Di qui lo sguardo spazia sulla collina di fronte, verde di boschi e noccioleti, dove si erge la silhoutte inconfondibile della Madonna della Neve - o d'la Cuca - tradizionale appuntamento devozionale e gastronomico (i famosi ravioli del plin serviti al tovagliolo) per tutta la valle.
L'intero centro storico di Cessole ha mantenuto caratteri di schietta impronta medioevale ed è particolarmente suggestivo la sera, quando una accorta illuminazione mette in risalto pietre, archinvolti, muri in pietra a secco.
Il borgo culmina con una casaforte già destinata ad usi militari e poi ad abitazione, da dove si diparte un tratto di sternìa che sale verso la collina.

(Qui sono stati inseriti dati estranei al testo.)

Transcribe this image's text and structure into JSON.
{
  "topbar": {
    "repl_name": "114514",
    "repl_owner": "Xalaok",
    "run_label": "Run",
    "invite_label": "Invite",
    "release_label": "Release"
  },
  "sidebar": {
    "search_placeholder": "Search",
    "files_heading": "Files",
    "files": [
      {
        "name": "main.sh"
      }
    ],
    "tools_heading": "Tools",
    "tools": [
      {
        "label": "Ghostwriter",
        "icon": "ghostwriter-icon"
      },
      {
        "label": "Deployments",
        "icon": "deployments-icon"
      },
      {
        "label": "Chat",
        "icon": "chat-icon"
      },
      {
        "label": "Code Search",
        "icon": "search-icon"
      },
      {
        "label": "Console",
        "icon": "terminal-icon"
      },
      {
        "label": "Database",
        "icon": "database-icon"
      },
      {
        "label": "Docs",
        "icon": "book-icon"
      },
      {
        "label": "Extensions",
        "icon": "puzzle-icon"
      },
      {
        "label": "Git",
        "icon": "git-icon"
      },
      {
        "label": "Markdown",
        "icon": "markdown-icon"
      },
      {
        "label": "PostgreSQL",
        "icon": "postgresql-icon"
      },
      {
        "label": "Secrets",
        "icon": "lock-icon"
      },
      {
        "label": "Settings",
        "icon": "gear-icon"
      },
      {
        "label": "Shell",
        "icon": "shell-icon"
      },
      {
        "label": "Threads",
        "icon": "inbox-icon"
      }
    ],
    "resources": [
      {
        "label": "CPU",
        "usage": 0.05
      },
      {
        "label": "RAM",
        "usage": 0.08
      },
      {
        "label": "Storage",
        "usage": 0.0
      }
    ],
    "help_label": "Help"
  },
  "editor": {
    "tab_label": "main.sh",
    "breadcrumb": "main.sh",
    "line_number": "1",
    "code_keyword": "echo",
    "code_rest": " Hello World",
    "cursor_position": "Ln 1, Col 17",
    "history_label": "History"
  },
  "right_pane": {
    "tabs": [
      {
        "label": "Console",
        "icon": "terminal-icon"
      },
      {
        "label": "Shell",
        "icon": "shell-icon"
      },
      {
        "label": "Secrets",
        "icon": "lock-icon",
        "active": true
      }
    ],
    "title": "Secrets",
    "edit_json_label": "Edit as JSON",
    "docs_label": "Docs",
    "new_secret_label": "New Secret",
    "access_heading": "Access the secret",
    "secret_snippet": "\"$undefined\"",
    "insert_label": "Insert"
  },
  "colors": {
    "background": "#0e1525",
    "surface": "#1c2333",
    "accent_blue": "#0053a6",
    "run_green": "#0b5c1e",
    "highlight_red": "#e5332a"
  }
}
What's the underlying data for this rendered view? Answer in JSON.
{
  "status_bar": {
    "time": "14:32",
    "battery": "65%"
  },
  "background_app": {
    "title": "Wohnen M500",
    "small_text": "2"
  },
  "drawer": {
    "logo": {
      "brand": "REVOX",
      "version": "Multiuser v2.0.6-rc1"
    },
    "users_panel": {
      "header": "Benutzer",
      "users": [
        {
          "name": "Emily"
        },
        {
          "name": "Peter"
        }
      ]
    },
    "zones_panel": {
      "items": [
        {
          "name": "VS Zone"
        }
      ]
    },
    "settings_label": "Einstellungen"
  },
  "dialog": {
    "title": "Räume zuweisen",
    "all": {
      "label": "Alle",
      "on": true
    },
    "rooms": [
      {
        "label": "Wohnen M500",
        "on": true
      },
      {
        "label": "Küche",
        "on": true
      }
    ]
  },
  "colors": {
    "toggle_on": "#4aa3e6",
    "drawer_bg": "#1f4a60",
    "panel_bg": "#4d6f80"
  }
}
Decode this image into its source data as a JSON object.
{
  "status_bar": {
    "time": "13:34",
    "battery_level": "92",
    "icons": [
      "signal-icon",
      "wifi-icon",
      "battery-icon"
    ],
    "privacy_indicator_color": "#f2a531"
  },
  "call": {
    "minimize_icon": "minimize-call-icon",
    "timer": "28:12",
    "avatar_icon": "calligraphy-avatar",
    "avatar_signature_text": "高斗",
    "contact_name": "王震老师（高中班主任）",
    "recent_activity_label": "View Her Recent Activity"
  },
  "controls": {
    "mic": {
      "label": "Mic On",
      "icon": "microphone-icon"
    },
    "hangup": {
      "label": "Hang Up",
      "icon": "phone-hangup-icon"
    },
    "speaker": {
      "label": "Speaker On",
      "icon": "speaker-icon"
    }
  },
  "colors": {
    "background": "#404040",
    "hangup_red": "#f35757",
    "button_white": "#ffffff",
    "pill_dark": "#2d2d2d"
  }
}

Il paese è dominato dalla mole imponente della parrocchiale, ardita costruzione settecentesca progettata da Giacomo Carretto, architetto allievo di Juvarra, che seppe risolvere genialmente il problema del dislivello collinare costruendo due edifici, uno sull'altro. L'edificio superiore è la parrocchiale, sotto il titolo di Nostra Signora Assunta, ricca di fastose decorazioni barocche, mentre quello inferiore è l'oratorio della Confraternita dei Battuti.
Ad esso si accede tramite una scenografica porta laterale oppure direttamente dall'interno, mediante una scala a chiocciola in pietra.
Nell'Oratorio, tra le altre cose, si conservano vari pannelli di una bella Via Crucis del XVI sec.
Nel Borgo che si è sviluppato lungo la provinciale di fondovalle si trovano le attività commerciali e artigianali. La vigilia di Natale, il borgo antico di Cessole si anima per la raffigurazione del presepe vivente di Langa. Tra le altre feste, quella delle frittelle - terza domenica di maggio - con sfilata contadina.
In paese ha sede il Club Fiat 500 Valle Bormida, che conta varie migliaia di soci in tutta Italia. In regione Oltrebormida vi sono la chiesa di Sant'Alessandro, di leggiadre forme barocche, ed il laboratorio di erboristeria nel quale si preparano le essenze di erbe per la produzione di uno squisito elisir.
Inoltre in paese è stata avviata un'attività-pilota nel campo della stagionatura e della vendita della Robiola di Roccaverano dop, che qui annovera importanti produttori.